Shouldn’t donors be able to give where they wish?
 
I don’t think we ever want to constrain that, but here’s the key distinction. The critical question is: How can we invest in building great social sector organizations that in turn will find the best way to produce great results? So what’s your donation about? Is it about you? If it’s about you, then that’s a different question than if it’s about making an impact on society. And if the question is really making an impact on society, we need great organizations to produce great impact.

Which business leadership skills translate to the nonprofit world and which don’t?

Many high-net-worth people or entrepreneurs come from an executive model, where they truly have concentrated decision power. Sometimes they find it challenging in the social sectors; they struggle with, “Why does this decision take so long? Why is there so much of this collaboration and discussion?”  The reason is because the power realities are different. As a legislative leader, your task is to use all sources of power and legitimacy to be able to create the conditions to have the right decisions happen, the decisions that you would have made if you had executive power.

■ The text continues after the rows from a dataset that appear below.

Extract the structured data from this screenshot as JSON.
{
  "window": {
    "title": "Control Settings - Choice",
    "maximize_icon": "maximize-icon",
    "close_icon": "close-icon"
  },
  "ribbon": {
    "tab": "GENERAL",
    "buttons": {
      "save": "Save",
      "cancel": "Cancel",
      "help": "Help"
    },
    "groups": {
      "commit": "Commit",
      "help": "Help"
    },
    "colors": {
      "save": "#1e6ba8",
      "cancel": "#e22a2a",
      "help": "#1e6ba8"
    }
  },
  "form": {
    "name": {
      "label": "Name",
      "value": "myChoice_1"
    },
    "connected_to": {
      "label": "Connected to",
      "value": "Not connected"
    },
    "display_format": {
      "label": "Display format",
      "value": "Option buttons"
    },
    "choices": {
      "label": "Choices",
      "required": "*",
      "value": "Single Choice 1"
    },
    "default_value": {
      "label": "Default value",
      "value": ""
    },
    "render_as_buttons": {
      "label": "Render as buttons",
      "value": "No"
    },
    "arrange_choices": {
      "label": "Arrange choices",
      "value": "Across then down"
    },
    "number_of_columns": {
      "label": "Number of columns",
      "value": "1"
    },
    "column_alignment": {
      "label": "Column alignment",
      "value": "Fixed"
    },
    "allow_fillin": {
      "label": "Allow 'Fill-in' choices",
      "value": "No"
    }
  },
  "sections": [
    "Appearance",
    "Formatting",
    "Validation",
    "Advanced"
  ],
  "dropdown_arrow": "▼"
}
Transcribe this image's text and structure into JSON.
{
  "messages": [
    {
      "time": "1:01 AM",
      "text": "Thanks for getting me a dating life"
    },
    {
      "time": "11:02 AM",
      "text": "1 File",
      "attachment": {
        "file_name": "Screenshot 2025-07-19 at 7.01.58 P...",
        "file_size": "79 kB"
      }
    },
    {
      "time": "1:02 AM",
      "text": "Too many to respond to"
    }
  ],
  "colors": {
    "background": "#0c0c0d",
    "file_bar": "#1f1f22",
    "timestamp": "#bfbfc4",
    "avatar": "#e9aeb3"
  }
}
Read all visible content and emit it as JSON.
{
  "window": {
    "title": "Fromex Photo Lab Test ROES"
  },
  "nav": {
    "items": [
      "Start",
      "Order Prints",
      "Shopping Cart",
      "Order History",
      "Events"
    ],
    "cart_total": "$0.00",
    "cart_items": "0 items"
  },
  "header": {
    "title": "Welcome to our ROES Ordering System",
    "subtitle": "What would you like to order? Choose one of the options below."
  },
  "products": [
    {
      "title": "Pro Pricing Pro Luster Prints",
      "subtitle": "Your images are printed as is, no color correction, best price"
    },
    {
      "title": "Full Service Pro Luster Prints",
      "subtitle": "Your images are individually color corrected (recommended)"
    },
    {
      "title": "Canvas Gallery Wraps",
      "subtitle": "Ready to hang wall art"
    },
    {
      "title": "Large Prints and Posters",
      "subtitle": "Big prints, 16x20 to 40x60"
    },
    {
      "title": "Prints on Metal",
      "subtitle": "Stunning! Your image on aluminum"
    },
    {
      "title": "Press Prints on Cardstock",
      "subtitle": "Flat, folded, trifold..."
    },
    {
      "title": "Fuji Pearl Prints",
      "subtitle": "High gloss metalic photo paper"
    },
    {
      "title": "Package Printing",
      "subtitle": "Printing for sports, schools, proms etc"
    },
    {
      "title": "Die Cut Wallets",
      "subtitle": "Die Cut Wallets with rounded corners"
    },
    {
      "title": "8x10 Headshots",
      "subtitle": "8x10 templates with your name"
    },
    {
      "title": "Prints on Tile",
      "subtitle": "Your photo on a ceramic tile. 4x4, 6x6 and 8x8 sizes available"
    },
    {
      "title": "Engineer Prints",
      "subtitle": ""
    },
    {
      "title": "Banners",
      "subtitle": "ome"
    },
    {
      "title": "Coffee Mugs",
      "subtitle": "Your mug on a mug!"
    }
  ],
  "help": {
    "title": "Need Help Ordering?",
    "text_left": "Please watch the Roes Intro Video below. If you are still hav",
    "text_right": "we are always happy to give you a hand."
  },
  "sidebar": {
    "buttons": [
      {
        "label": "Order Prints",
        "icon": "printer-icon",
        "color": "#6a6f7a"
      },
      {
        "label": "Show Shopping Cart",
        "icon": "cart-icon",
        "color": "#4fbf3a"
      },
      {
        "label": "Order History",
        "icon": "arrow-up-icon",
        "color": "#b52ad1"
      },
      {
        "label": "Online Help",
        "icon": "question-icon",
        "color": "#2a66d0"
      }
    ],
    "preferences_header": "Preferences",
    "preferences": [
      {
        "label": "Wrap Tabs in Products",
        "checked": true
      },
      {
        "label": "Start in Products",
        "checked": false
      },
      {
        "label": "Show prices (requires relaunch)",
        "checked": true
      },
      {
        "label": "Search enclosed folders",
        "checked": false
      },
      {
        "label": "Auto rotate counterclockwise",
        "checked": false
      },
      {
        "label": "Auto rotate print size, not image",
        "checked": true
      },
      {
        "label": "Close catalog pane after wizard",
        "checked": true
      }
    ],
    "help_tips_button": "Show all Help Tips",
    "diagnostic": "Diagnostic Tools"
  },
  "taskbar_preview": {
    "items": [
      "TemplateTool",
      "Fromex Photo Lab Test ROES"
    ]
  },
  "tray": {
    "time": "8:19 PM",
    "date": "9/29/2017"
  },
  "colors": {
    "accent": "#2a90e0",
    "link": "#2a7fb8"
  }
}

What if you encounter the status quo? What if a nonprofit doesn’t want to be great?

I would ask a different question: Do they want to be and to do much better? Because greatness is an outcome of a constant striving to do better. In a way, those who become great never think they are. They just are obsessed with how we can do better, and eventually other people deem you as great.

What does your work focus on now?

I am continuing my interest in trying to understand more about the social sectors. If I do my own big study, I’m probably going to put the lens on the community. I’ll look at how entire communities make a leap from good to great, in contrast to others that don’t.

Now I’m finishing up other research. I’m very interested in the question of how great to good happens. If good to great is about the principles of health, how does the cancer of mediocrity take hold on something that was great? How does it lose it?

A criticism you received while teaching at Stanford in 1988 was that you spent too much time trying to be interesting and should have invested more in being interested. You say that changed your life. Did it bring you personally from good to great?

I want to be really clear. I do not think that I have gone from good to great. I see myself as somebody who has improved over time, but I think I’ve gone from good to better and then gotten lucky. I think constantly in terms of how much more there is to do, and I feel like I’ve just started.